As much as Yusuke tries (or thinks he tries, as our dear unreliable narrator), he’s unable to make himself love Yamaguchi. Still obsessed with his feelings for Makino, he breaks up with Yamaguchi after he’s caught in a compromising position. Yamaguchi is, understandably, crushed, but she tells her friends (including Makino) that she’s okay, and to not let it affect their opinion of Yusuke. Of course, the rumours spread quickly anyway.
Emboldened by the break-up, Yusuke finally confesses to Makino, and the two begin dating. When the ugly truth of Makino’s desperate need for money finally comes out in the open, Yusuke wants to be a hero at first. But soon, he starts realizing that they spend no time together. They haven’t kissed, and rarely go out. He helps with her jobs, but that’s it. The breaking point is when an old friend invites Yusuke out, goading him to bring his girlfriend after he brags about how cute she is.
At the party, Yusuke is aware of how plain and shabby Makino looks compared to the other girls – at least in his mind. It only gets worse when Yamaguchi shows up, and all the men gush about both her looks and her manners. Meanwhile, he’s mortified as Makino continues to make one social faux pas after another.

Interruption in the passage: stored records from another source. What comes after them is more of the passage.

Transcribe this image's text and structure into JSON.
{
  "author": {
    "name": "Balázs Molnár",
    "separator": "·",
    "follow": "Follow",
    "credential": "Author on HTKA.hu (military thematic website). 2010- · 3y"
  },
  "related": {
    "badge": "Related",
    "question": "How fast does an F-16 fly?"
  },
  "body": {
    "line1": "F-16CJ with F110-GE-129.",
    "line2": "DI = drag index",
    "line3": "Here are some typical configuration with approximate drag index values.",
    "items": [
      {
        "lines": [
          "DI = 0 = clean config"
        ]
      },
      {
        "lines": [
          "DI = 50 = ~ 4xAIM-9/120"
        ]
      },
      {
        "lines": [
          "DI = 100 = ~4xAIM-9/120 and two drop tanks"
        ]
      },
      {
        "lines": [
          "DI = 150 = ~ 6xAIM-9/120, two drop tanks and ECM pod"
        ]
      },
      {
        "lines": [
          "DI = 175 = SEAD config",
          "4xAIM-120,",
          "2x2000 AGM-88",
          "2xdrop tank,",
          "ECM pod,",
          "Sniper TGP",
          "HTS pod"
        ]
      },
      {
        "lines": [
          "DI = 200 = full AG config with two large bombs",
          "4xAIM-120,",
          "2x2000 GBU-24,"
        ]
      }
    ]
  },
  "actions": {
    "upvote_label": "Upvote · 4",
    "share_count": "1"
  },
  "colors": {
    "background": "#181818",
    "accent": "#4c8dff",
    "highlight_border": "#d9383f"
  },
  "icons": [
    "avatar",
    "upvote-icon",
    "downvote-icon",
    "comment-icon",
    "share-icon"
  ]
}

This all culminates in disaster, and Yusuke is thrown into a deep depression. He starts missing classes while reminiscing about his childhood. When Yamaguchi sends their mutual friend to check on him, he gets dragged out to eat and talk at a local noodle shop – and runs into someone from a long, long time ago…
While Forget Me Not continues to be compelling, this was the first book where I found it incredibly difficult to like Yusuke. And really, that’s fine. He’s an unreliable narrator, for one thing. But he also highlights the very human nature of relationships.
In some cases – such as Yusuke’s mother and father – it’s easy to see one person as good and another as bad. However, so many of Yusuke’s relationships are about the little things that make people fall apart. Unrequited feelings. The difficulty of sharing someone else’s burden. Miscommunication. Uncertainty. At some points Yusuke is a cad, but it’s easy to understand what led him to it.
I love a good, clean “us against the world” love story, but Forget Me Not shows something important – that love in real life isn’t necessarily the romanticized love that shows up in so much media. Love isn’t always flowers and happy endings. Sometimes it’s facing the harsh reality that someone isn’t what you dreamed, or that the circumstances are just too difficult. Sometimes love isn’t enough. Sometimes what you thought was love isn’t really love at all.
What I’ve enjoyed most about this series actually has nothing to do with our main character, but his love interests. It’s common in series to leave failed love interests undeveloped or underdeveloped. You don’t usually learn much about the haphazard girlfriend/boyfriend that lasted a few weeks. In Forget Me Not, each character is fleshed out and made so real. As I read, I caught myself thinking about the character’s reactions as if I knew them personally. “Oh, Yamaguchi is lying – she’s trying to appear tough and independent here.”
As always, Forget Me Not still has beautiful artwork and is a joy to read. Despite all the monologues and the constant dialogue, it was a fast read this time, but a lot did happen. We’ve spent a long time in the Makino and Yamaguchi story, and it looks like volume 5 will finally move us forward.
Forget Me Not Volume 5 hits shelves on November 22nd!